Entwurf des Hauptbahnhof-Neubaus: Städtebaulicher Gewinn – CSU 
fordert Nacharbeit bei Verkehrskonzept

Der Planungsausschuss des Münchner Stadtrats hat heute die Pläne für den Neubau des Münchner Hauptbahnhofs beraten. Der Entwurf sieht einen architektonisch ansprechenden Neubau des Bahnhofhauptgebäudes sowie ein 75m hohes Gebäude als Sichtpunkt am Starnberger Flügelbahnhof vor.

Walter Zöller

Der planungspolitische Sprecher der CSU, Stadtrat Walter Zöller, freute sich über den architektonischen Entwurf, der „sehr gut gelungen und ein städtebaulicher Gewinn für München sei.“ Kritik äußerte Zöller jedoch an dem vorgesehenen Verkehrskonzept für den Bahnhofsvorplatz. „So wie die Planungen derzeit für den Bahnhofsvorplatz aussehen, wird das keine Fußgängerzone, sondern eine Konfliktzone. Trambahn, Radverkehr und Fußgänger werden sich stets in die Quere kommen und Konflikte sind vorprogrammiert. Auch die Anfahrt- und Kurzparkmöglichkeiten, um Personen zum Zug zu bringen oder abzuholen, sehen wir noch nicht gelöst.“ 

Michael Kuffer

„Das prägende Element eines Bahnhofs bleibt der Verkehr.
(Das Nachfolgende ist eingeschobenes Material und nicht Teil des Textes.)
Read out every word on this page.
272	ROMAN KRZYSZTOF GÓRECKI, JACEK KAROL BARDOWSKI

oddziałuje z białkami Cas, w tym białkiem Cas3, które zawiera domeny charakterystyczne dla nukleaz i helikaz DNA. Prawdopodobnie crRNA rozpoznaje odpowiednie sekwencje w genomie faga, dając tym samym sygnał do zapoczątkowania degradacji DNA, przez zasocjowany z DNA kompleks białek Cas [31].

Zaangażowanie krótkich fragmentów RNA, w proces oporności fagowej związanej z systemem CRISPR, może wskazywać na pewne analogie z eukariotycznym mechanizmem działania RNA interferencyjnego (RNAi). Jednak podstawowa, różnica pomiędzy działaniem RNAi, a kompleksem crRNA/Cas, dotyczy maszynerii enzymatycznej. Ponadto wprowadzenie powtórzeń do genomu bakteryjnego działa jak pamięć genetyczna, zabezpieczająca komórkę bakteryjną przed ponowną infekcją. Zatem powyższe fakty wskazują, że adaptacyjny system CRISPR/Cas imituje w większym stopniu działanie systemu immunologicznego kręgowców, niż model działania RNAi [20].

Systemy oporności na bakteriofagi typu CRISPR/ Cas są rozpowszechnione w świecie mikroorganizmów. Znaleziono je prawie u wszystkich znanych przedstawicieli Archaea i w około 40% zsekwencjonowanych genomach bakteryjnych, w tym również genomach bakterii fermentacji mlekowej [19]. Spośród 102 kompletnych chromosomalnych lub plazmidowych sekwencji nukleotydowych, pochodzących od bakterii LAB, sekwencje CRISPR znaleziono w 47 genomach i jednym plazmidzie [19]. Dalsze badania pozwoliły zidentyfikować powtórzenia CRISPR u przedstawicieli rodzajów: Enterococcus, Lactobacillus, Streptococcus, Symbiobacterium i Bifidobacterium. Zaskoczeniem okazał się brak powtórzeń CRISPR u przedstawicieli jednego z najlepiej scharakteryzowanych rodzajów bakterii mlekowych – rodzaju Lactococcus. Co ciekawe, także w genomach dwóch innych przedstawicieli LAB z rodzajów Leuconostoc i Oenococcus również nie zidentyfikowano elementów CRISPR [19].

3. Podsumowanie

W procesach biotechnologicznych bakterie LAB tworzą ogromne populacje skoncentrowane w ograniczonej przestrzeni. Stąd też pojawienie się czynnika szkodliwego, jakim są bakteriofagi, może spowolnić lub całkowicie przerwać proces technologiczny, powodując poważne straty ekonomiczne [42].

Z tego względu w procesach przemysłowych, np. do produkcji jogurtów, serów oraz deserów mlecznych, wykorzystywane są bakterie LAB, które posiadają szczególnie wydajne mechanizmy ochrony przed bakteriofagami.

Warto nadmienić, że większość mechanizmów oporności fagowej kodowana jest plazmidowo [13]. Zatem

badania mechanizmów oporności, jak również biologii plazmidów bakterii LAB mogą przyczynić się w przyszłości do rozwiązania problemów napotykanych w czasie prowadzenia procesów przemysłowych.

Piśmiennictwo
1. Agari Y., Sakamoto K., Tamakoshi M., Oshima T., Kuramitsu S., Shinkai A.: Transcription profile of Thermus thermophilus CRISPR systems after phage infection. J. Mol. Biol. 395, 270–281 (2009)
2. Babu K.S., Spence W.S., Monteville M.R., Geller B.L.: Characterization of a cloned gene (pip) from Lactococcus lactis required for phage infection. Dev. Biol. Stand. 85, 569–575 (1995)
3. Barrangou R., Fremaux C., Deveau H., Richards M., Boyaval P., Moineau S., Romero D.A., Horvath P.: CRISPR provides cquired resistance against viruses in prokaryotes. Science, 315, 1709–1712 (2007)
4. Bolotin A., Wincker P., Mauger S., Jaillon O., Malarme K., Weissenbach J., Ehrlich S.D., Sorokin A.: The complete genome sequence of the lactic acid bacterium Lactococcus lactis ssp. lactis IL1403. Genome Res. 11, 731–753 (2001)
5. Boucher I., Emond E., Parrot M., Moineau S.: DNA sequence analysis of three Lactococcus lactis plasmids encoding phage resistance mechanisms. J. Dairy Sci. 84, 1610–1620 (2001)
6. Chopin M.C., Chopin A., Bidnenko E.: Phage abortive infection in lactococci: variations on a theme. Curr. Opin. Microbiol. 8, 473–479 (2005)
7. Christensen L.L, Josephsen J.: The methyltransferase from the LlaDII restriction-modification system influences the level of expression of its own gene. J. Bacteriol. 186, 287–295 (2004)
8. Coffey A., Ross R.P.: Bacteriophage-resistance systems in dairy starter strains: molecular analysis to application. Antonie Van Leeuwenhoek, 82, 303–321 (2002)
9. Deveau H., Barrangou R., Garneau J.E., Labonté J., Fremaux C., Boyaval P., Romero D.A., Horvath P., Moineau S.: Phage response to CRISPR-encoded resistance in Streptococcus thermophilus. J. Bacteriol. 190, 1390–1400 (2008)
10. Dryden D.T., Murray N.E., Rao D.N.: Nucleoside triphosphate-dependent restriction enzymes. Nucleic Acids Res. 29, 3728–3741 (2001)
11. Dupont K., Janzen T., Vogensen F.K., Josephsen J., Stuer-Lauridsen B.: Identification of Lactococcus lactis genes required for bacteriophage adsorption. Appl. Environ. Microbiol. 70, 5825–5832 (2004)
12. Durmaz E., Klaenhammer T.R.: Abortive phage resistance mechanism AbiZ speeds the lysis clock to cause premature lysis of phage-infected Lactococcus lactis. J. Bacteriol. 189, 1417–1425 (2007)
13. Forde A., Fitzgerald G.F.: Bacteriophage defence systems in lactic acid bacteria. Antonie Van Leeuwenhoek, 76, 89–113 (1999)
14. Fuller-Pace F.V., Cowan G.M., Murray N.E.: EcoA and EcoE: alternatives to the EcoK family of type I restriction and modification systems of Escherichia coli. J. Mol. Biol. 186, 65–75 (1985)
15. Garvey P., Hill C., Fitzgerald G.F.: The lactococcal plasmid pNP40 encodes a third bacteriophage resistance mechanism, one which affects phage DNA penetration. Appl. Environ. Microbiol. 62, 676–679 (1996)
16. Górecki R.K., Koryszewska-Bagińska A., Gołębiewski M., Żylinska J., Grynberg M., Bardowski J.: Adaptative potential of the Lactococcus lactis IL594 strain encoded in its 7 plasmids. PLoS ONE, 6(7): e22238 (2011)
Er ist überwiegend ein Ort für Reisende und nicht für Spaziergänger. Daher sollten wir den praktischen Nutzen des Neubaus nicht ganz aus den Augen verlieren. Die derzeitige Lösung für die Erreichbarkeit des Bahnhofs mit dem Auto ist mangelhaft. Am Verkehrskonzept muss nachgearbeitet werden“, betonte Stadtrat Michael Kuffer, stv. Vorsitzender und verkehrspolitischer Sprecher der CSU während der Aussprache.